People in Scotland and northeast England have said they are “exhausted” as they endure a fifth day without power due to damage caused by Storm Arwen.
The Energy Networks Association (ENA) confirmed that 45,000 of their UK customers remain without power as of 8am on Tuesday.
It confirmed the storm‘s damage has affected around one million homes and businesses across the country.
Prime Minister Boris Johnson said he was “extremely sympathetic to everybody who’s suffered these power outages”.
“It must be appalling,” he said. “I think a million homes lost their electricity and 950,000 have seen that electricity now restored, but clearly for 50,000 people that is not good enough.
“And I want to reassure everybody that we’re working as hard as we can to get power back to those homes.”
Earlier, calls for British troops to assist the engineers were made in the House of Commons, as ministers came under fire for failing to provide an update to MPs on the impact of the storm for a second successive day.
Gemma Douglas, from West Allerdean, Northumberland, said she had “never seen anything like this” in her area.
“It has been exhausting… trying to keep warm, cook, is hard work,” the 39-year-old told the PA news agency.
“Where we live, there is no back-up system – we’re on our own… so many people (nearby) are without any help and it’s scary and worrying.”
Indra Rampersad van Boeckel from Berwick-upon-Tweed has been without power since Friday evening and saw her shed crushed by a neighbouring tree.
“It’s heartbreaking really… it’s not easy even making a cup of tea on a stove,” the 42-year-old dentist told PA.

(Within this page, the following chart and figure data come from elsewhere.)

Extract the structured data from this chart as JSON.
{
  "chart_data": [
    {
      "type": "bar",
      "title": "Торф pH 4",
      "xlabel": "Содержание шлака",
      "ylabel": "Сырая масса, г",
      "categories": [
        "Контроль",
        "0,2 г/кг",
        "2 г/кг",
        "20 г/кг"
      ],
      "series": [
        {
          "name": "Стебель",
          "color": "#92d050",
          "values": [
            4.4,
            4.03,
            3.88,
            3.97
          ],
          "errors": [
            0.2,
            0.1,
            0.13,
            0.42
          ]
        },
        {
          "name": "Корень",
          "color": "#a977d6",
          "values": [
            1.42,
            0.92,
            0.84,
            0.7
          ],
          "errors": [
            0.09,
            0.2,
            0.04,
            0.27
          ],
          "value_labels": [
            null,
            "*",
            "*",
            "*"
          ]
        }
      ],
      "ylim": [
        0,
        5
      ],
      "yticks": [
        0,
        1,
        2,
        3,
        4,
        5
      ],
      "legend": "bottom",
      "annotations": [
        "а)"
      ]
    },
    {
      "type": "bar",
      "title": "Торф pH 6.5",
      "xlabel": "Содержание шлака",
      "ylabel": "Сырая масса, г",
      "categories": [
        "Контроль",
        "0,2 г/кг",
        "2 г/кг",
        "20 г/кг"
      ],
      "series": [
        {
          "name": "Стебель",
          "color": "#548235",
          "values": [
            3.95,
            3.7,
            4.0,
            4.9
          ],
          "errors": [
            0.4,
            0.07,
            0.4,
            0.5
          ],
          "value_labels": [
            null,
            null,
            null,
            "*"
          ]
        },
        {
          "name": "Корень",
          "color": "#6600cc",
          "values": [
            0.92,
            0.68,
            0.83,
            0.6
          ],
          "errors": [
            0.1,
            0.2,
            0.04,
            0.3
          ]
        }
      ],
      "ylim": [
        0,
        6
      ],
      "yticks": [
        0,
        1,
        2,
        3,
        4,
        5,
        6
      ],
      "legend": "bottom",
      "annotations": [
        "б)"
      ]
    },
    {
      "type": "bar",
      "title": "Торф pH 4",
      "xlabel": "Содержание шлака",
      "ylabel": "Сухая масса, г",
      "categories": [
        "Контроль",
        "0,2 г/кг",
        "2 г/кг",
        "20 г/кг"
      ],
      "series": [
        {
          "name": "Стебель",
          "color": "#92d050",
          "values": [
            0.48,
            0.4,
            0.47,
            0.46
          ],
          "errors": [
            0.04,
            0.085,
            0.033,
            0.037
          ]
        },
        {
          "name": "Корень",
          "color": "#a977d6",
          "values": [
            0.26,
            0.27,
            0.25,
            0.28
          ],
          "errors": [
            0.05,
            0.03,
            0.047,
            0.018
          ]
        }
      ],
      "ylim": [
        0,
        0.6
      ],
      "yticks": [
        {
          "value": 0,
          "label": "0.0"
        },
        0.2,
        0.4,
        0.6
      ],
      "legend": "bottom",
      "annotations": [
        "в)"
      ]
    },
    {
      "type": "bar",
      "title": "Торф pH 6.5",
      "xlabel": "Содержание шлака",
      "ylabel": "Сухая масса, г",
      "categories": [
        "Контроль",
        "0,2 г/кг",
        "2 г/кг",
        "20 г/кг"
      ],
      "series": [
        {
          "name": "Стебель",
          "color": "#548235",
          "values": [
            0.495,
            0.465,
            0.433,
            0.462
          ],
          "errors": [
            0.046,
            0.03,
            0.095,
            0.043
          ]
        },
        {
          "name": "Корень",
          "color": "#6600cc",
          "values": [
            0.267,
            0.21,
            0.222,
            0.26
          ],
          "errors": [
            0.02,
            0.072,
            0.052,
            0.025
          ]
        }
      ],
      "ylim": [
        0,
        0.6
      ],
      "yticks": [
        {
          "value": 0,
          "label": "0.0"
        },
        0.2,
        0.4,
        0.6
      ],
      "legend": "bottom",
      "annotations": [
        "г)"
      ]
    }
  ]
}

“The house is just a mess… we have burned our full stash of candles and had to get lots of extra supplies.”
The Met Office predicted a milder Tuesday but added that highs of 11C will be the warmest of the week for most.
A spokesperson for the ENA said: “Supporting and reconnecting customers is our absolute priority and our customer teams are working around the clock to contact customers and keep them informed.
“We are also working with other utilities, local authorities, emergency services and the British Red Cross to support this effort.”
The Met Office’s Stephen Dixon said the weather will be “turning colder” from Wednesday due to a northerly wind, adding: “Winds will be especially high in exposed coastal areas in the north and northeast, with gusts in excess of 40mph expected.
“The cool conditions will see some snow fall in the high ground of the far north, and generally as sleet or rain in low ground.
“That theme continues into Thursday, with a band of rain moving in from the west later in the day.”